Por: María Elvira Bonilla

“Solía ser médico. Ahora no sé lo que soy”

EL TEMA DE LA SALUD, QUE JUNTO AL de la vivienda y la educación es el foco principal de preocupación de los ciudadanos, se convirtió en un galimatías incomprensible.

Un texto sencillo que circula en las redes sociales, escrito por un médico argentino, explica de una manera simple la desnaturalización de la medicina y de su ejercicio, presa del afán mercantilista que carcome a la sociedad contemporánea y que desvirtuó el ejercicio de una de las profesiones más humanas, dignas y socialmente necesarias. El paciente ha quedado abandonado a su suerte y el médico, sumido en la frustración y la rabia, impedido de ejercer plenamente su vocación, de poner sus conocimientos al servicio de la vida y del buen vivir de la gente.

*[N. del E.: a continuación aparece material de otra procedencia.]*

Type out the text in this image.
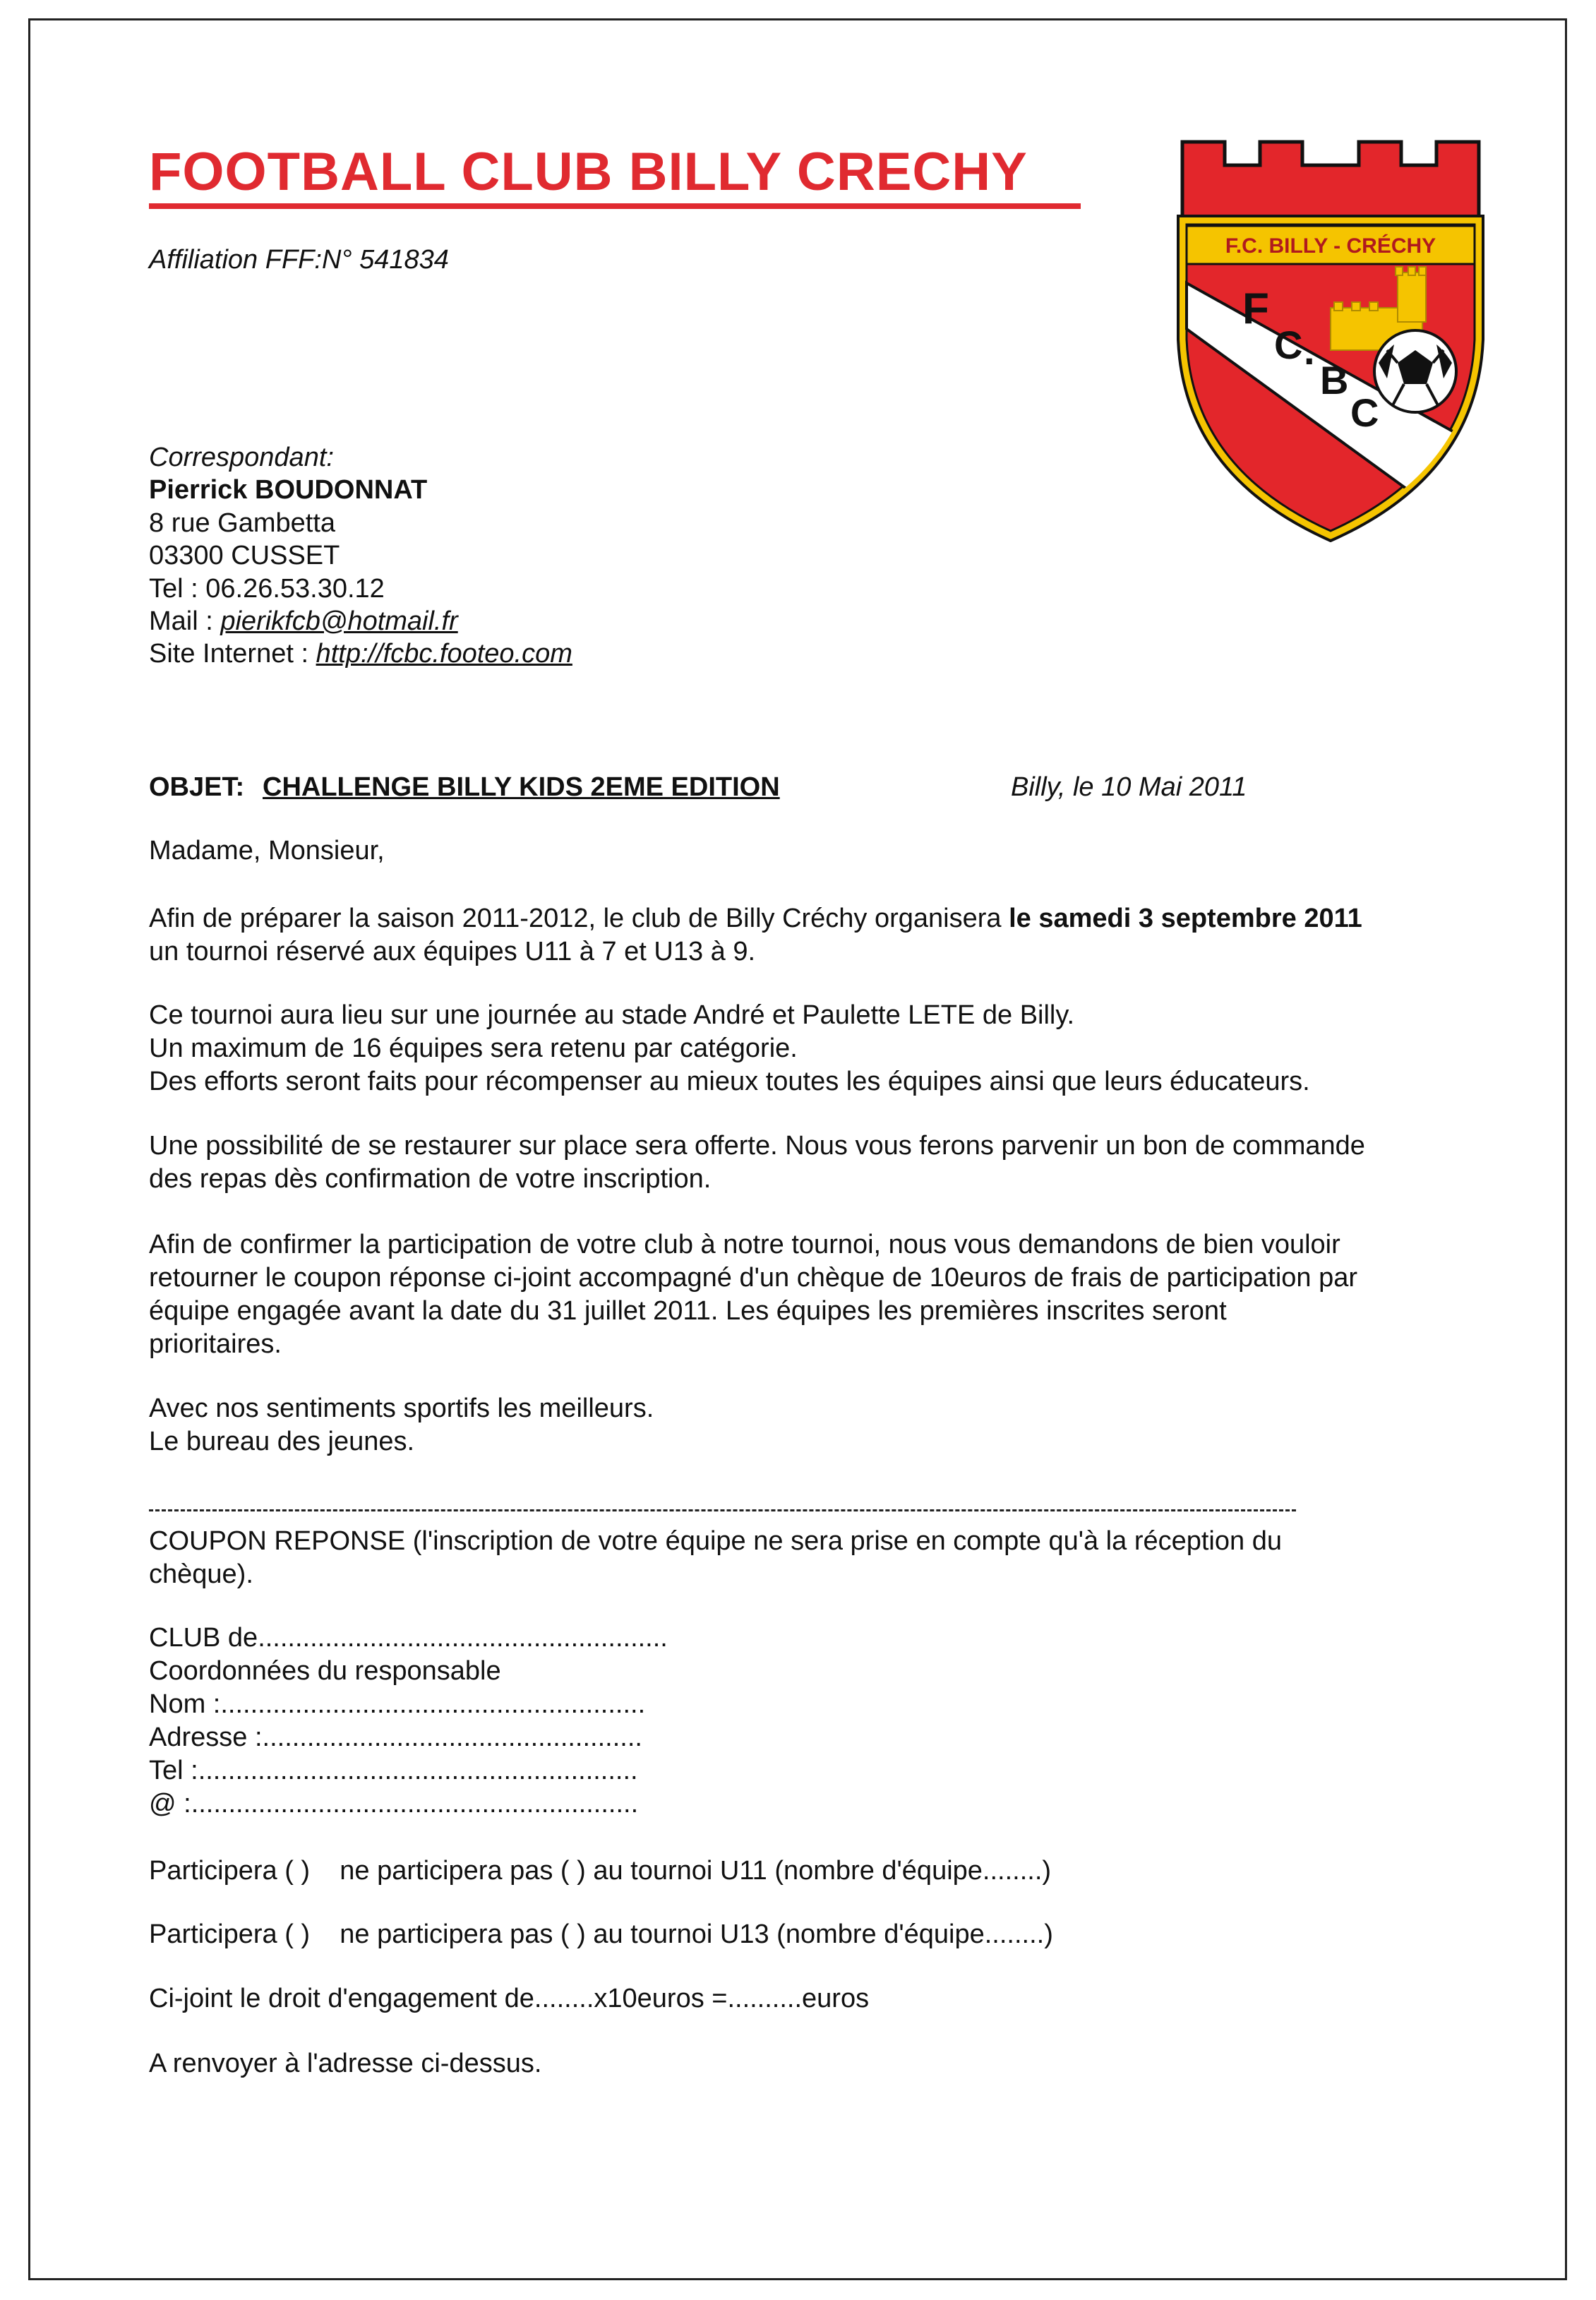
FOOTBALL CLUB BILLY CRECHY
Affiliation FFF:N° 541834	F.C. BILLY - CRÉCHY
F
C .
B
C
Correspondant:
Pierrick BOUDONNAT
8 rue Gambetta
03300 CUSSET
Tel : 06.26.53.30.12
Mail : pierikfcb@hotmail.fr
Site Internet : http://fcbc.footeo.com
OBJET: CHALLENGE BILLY KIDS 2EME EDITION	Billy, le 10 Mai 2011
Madame, Monsieur,
Afin de préparer la saison 2011-2012, le club de Billy Créchy organisera le samedi 3 septembre 2011
un tournoi réservé aux équipes U11 à 7 et U13 à 9.
Ce tournoi aura lieu sur une journée au stade André et Paulette LETE de Billy.
Un maximum de 16 équipes sera retenu par catégorie.
Des efforts seront faits pour récompenser au mieux toutes les équipes ainsi que leurs éducateurs.
Une possibilité de se restaurer sur place sera offerte. Nous vous ferons parvenir un bon de commande
des repas dès confirmation de votre inscription.
Afin de confirmer la participation de votre club à notre tournoi, nous vous demandons de bien vouloir
retourner le coupon réponse ci-joint accompagné d'un chèque de 10euros de frais de participation par
équipe engagée avant la date du 31 juillet 2011. Les équipes les premières inscrites seront
prioritaires.
Avec nos sentiments sportifs les meilleurs.
Le bureau des jeunes.
COUPON REPONSE (l'inscription de votre équipe ne sera prise en compte qu'à la réception du
chèque).
CLUB de.......................................................
Coordonnées du responsable
Nom :.........................................................
Adresse :...................................................
Tel :...........................................................
@ :............................................................
Participera ( )    ne participera pas ( ) au tournoi U11 (nombre d'équipe........)
Participera ( )    ne participera pas ( ) au tournoi U13 (nombre d'équipe........)
Ci-joint le droit d'engagement de........x10euros =..........euros
A renvoyer à l'adresse ci-dessus.
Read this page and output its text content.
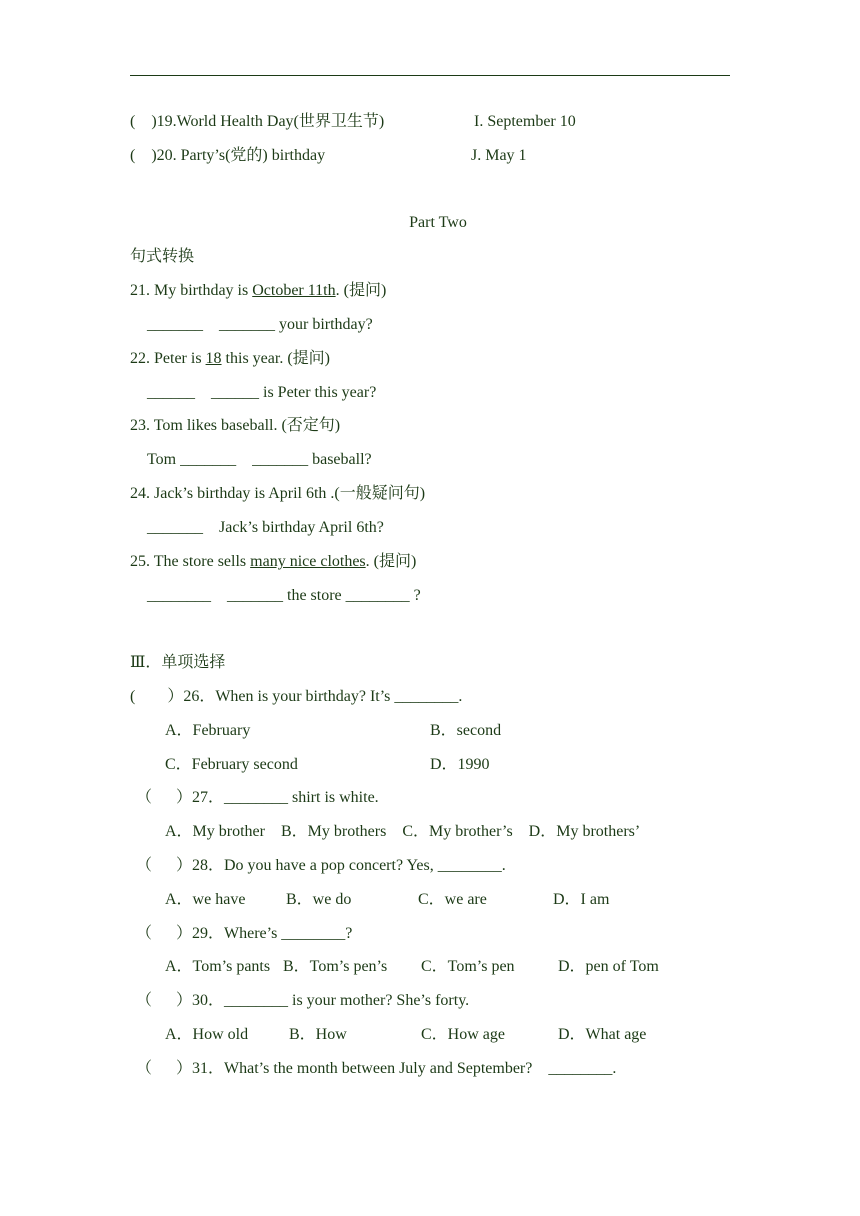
(    )19.World Health Day(世界卫生节)	I. September 10
(    )20. Party’s(党的) birthday	J. May 1
Part Two
句式转换
21. My birthday is October 11th. (提问)
_______    _______ your birthday?
22. Peter is 18 this year. (提问)
______    ______ is Peter this year?
23. Tom likes baseball. (否定句)
Tom _______    _______ baseball?
24. Jack’s birthday is April 6th .(一般疑问句)
_______    Jack’s birthday April 6th?
25. The store sells many nice clothes. (提问)
________    _______ the store ________ ?
Ⅲ．单项选择
(        ）26．When is your birthday? It’s ________.
A．February	B．second
C．February second	D．1990
（      ）27．________ shirt is white.
A．My brother    B．My brothers    C．My brother’s    D．My brothers’
（      ）28．Do you have a pop concert? Yes, ________.
A．we have	B．we do	C．we are	D．I am
（      ）29．Where’s ________?
A．Tom’s pants B．Tom’s pen’s C．Tom’s pen	D．pen of Tom
（      ）30．________ is your mother? She’s forty.
A．How old	B．How	C．How age	D．What age
（      ）31．What’s the month between July and September?    ________.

De allí la rabia con que el médico Salomón Schachter, profesor emérito de la Universidad de Buenos Aires, describe esa nueva realidad que enfrenta su profesión. Una descripción a tener en cuenta para entender el sentido de la inaplazable reestructuración del sistema de salud. Con lucidez y dolor rememora lo que era el oficio del médico y plantea la aridez humana y el absurdo de su situación presente:

“Solía ser médico. Ahora soy prestador de salud. Solía practicar la medicina. Ahora trabajo en un sistema gerenciado de salud.Solía tener pacientes. Ahora tengo una lista de clientes.Solía diagnosticar. Ahora me aprueban una consulta por vez.Solía efectuar tratamientos. Ahora espero autorización para proveer servicios. Solía tener una práctica exitosa colmada de pacientes. Ahora estoy repleto de papeles.Solía emplear mi tiempo para escuchar a mis pacientes. Ahora debo utilizarlo para justificarme ante los auditores.Solía tener sentimientos. Ahora sólo tengo funciones.Solía ser médico. Ahora no sé lo que soy”.

Descripción que firmarían gustosos los médicos colombianos. Lo que se discute en Colombia, como lo demuestran parlamentariamente las razones aducidas en el aluvión de impedimentos presentados por los congresistas, no es el sentido y contenido de la prestación del servicio público de salud, como lo define la Constitución Política, sino el negocio que se montó y que tiene su epicentro en las EPS.

La discusión y el debate que, dada la crisis presente, debería centrarse en el papel que le corresponde desempeñar al Estado como guardián del interés general de la salud de los ciudadanos —como formulador de la política pública, regulador y supervisor de su ejecución y ejecutor directo allí donde y cuando lo reclame ese interés general—, se redujo a una de carácter estrictamente financiero dada la pretensión de mantenerle el carácter de negocio a la prestación de los servicios de salud, “olvidando” con ello que se trata de un bien público con las condiciones propias de su naturaleza constitucional y humana. Los ciudadanos no entienden lo que se discute en medio de la confusión que la envuelve, la cual impide que se aborde el corazón de su crisis.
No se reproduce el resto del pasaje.